On an individual level:
- Be honest with yourself. Think about your own role in the relationship challenges—not just your partner’s. Counseling works best when both people are willing to reflect and grow.
- Be ready to get uncomfortable. Some sessions might bring up tough feelings. That’s okay. Real change often comes from working through hard stuff together.
And remember—COPE Family Support Center offers a safe, affirming space where both of you can be heard, supported, and guided toward real solutions. You don’t have to figure it all out before you walk in the door. Just show up willing to try.
The term you choose simply depends on the status of your relationship. At COPE, we recognize that committed relationships can take different forms and all can benefit from the clarity that Couples Counseling can bring.

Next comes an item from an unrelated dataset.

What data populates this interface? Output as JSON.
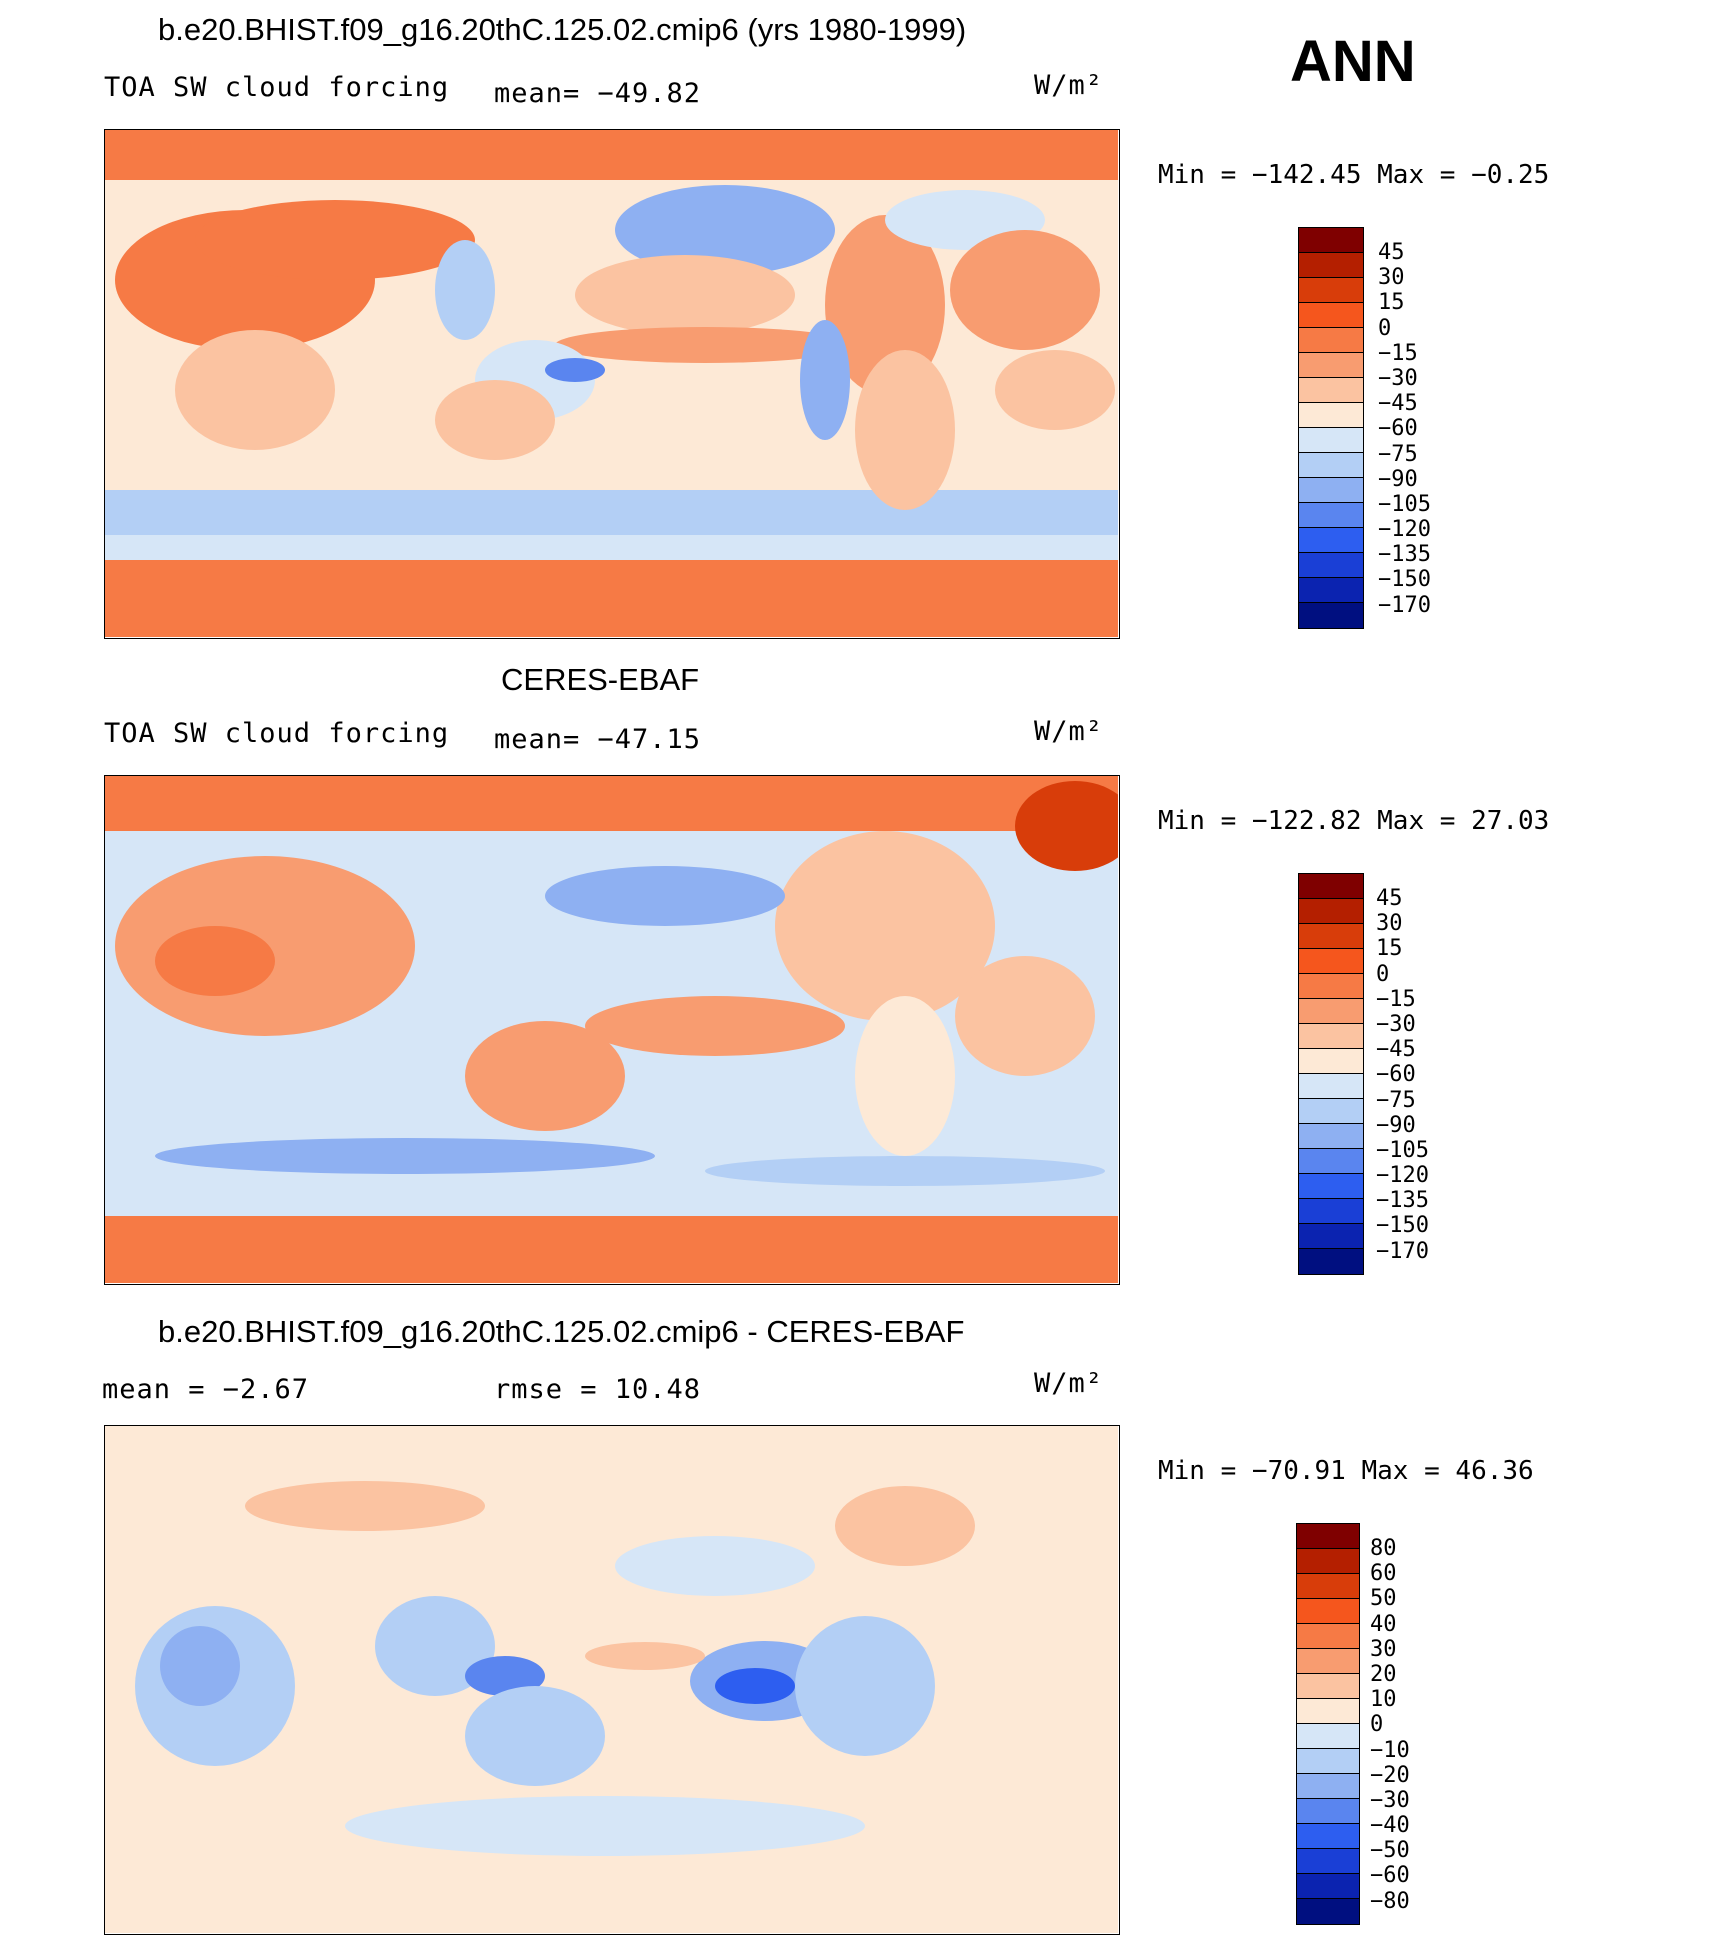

Whether you choose to complete Couples Therapy before tying the knot, have no plans of marrying, are co-parenting while separated, or are legally married, COPE provides a safe, affirming space for all to pause, listen, evaluate, and meet the objectives of your relationship.
Research shows that couples who receive couples therapy feel better about their relationships than 70-80% of couples who try to work it out without professional support. Studies also support notable reductions in infidelity, partner violence of all kinds, sexual relation difficulties, and couple-specific challenges.
Individuals within the couple also noted benefits in their own emotional, behavioral, and physical health after completing couples therapy—of vital importance to the success of the couple and an individual. As your well-being grows you become better able to navigate the relationships that matter most.
At COPE Family Support Center, many couples report real progress using trauma-informed, evidence-based approaches like cognitive behavioral therapy (CBT) and emotionally focused techniques. The key is entering this experience with a shared commitment to open communication channels and making changes so that we can grow as partners and individuals.